WWI CWGC cemetery in Ypres, Belgium

Spoilbank is a Commonwealth War Graves Commission burial ground for the dead of the First World War located in the Ypres Salient on the Western Front.

The cemetery grounds were assigned to the United Kingdom in perpetuity by the King of Belgium in recognition of the sacrifices made by the British Empire in the defence and liberation of Belgium during the war.

==Foundation==
Commonwealth troops began using the site as a cemetery in February 1915. The cemetery is named after the bank of spoil left over from the digging of the Ypres-Comines canal, which was strategically important in the relatively flat Flemish countryside.

The cemetery is also referred to as Gordon Terrace Cemetery and Chester Farm Lower Cemetery.

There are special markers for eleven soldiers (ten British and one Australian) who are known or believed to be buried in the cemetery but whose actual plot was lost or destroyed. These stones usually have the Rudyard Kipling-derived footnote "Their glory shall not be blotted out".
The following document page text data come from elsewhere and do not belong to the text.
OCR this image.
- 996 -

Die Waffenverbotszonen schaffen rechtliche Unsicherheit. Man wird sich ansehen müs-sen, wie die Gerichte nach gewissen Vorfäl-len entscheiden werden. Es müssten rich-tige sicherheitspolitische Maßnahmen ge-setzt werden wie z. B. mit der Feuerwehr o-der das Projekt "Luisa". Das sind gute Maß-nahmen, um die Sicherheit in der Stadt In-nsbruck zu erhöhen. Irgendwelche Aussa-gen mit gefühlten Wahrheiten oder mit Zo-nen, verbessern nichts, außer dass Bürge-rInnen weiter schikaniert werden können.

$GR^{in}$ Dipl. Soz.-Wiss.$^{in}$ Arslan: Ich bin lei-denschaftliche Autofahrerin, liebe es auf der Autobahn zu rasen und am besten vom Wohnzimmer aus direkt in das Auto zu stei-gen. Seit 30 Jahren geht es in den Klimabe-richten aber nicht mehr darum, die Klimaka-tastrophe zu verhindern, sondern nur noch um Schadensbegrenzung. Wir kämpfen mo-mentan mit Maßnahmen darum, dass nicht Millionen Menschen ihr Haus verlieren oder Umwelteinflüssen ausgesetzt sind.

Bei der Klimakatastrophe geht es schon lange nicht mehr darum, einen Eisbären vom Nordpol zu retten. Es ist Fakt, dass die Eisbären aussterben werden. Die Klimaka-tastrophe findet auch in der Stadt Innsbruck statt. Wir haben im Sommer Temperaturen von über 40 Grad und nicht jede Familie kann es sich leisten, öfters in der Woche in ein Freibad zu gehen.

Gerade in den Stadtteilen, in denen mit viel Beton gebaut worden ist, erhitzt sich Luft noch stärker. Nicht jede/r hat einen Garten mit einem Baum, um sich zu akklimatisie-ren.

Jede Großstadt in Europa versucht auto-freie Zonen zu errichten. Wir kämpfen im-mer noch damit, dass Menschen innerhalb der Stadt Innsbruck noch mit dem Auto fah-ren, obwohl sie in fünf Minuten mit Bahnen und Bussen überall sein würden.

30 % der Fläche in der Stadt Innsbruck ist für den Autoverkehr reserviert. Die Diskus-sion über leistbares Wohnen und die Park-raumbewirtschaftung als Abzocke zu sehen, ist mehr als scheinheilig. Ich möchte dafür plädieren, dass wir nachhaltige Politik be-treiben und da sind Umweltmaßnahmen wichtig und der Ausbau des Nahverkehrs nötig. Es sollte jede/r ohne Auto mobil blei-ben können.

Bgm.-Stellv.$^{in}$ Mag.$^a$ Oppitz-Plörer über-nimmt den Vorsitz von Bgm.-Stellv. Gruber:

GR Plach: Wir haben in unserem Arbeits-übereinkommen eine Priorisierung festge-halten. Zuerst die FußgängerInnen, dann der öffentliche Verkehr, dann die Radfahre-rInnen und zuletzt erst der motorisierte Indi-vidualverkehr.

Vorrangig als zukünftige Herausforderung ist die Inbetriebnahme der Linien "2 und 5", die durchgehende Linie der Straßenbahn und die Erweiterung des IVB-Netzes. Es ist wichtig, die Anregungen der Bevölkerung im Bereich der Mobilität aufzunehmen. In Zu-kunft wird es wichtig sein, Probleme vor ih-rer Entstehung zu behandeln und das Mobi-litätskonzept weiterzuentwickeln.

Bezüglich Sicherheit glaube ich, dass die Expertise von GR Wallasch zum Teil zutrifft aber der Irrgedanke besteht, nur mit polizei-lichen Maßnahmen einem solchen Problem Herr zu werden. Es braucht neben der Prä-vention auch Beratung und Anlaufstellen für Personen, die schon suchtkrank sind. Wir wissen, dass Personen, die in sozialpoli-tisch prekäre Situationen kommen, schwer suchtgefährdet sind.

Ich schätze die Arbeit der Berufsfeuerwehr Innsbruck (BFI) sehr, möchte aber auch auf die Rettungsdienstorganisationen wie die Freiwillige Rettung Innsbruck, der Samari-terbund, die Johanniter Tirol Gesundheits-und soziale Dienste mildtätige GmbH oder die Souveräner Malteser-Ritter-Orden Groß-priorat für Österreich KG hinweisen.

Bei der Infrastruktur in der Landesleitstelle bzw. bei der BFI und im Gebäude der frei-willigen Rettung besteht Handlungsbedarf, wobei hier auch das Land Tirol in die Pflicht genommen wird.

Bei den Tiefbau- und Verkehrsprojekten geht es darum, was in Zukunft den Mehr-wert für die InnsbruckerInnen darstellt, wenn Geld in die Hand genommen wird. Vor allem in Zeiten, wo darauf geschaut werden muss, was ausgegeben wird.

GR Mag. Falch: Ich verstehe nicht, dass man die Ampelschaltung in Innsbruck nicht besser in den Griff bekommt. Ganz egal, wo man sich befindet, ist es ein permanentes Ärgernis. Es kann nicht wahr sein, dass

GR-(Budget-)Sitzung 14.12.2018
The cemetery was designed by Sir Edwin Lutyens upon enlargement after the war when graves were concentrated from the nearby battlefields.

==Notable graves==
The cemetery has the graves of two brothers, George and John Keating, who were both killed on 17 February 1915. They are buried next to each other.

The cemetery also has the grave of Private R H Reeves, who was killed on 8 October 1915 by a grenade. He was 15 years old.